Głęboki basen przeciwpożarowy tylko czeka, aż jakieś dziecko się w nim utopi - alarmuje zaniepokojona mieszkanka Puław. Na terenie byłej jednostki wojskowej jest więcej takich niebezpiecznych miejsc.
Zaraz za Galerią Zieloną rozciągają się zrujnowane baraki z powybijanymi szybami. Nikt ich nie pilnuje i stały się jedynie miejscem spotkań dla osób nadużywających taniego alkoholu.
Kierując się dalej w stronę marketu Champion każdy może wejść na teren starego basenu przeciwpożarowego. Kiedyś musiała tu być brama, ale widocznie ktoś ją ukradł, bo wejścia nic już nie zagradza.

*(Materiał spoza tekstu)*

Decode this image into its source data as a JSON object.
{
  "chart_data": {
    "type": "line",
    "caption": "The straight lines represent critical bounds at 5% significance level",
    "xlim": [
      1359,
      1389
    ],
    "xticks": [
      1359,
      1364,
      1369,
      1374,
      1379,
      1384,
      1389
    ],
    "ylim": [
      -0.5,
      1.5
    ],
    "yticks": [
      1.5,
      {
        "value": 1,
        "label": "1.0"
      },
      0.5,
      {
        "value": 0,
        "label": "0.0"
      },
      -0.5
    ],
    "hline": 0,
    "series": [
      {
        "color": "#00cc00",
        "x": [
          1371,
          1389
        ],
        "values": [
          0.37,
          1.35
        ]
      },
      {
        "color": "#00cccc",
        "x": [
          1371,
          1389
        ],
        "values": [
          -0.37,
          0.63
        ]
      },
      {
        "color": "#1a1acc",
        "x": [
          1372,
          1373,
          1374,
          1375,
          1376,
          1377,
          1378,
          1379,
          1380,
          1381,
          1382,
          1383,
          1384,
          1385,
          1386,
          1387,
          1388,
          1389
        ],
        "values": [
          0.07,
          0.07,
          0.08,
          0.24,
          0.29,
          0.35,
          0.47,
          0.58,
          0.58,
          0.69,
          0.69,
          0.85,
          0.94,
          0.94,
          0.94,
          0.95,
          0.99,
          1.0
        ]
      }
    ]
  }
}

Jak informuje napis na płocie, kąpiel jest tu zakazana, a sam basen ma 2,5 metra głębokości. - Dziecko, które wpadnie do środka, nie ma szans, żeby się stamtąd wydostać z powodu śliskich betonowych brzegów - przekonuje kobieta, która poinformowała nas o tym miejscu.
W Urzędzie Miasta ustaliliśmy, że basen znajduje się na terenach należących do Wojskowego Instytutu Higieny i Epidemiologii. - Teren rzeczywiście powinien być ogrodzony. Natychmiast poinformuję pracowników, aby się tym zajęli - mówi prof. Roman Bartoszcze, szef puławskiego ośrodka WIHE.
Po naszym telefonie interwencję w tym miejscu zapowiedziała też Straż Miejska. - Zaraz wyślemy tam patrol - zapewnia Robert Klimek, zastępca komendanta straży.
Ale nawet jeśli teraz pracownicy WIHE zainteresują się niezabezpieczonym basenem, wciąż straszyć będą byłe wojskowe baraki, które zostały sprzedane prywatnym inwestorom.
W Wydziale Geodezji Gospodarki Gruntami i Rolnictwa Urzędu Miasta nie chciano nas poinformować, kto jest ich właścicielem, zasłaniając się tajnością takich informacji.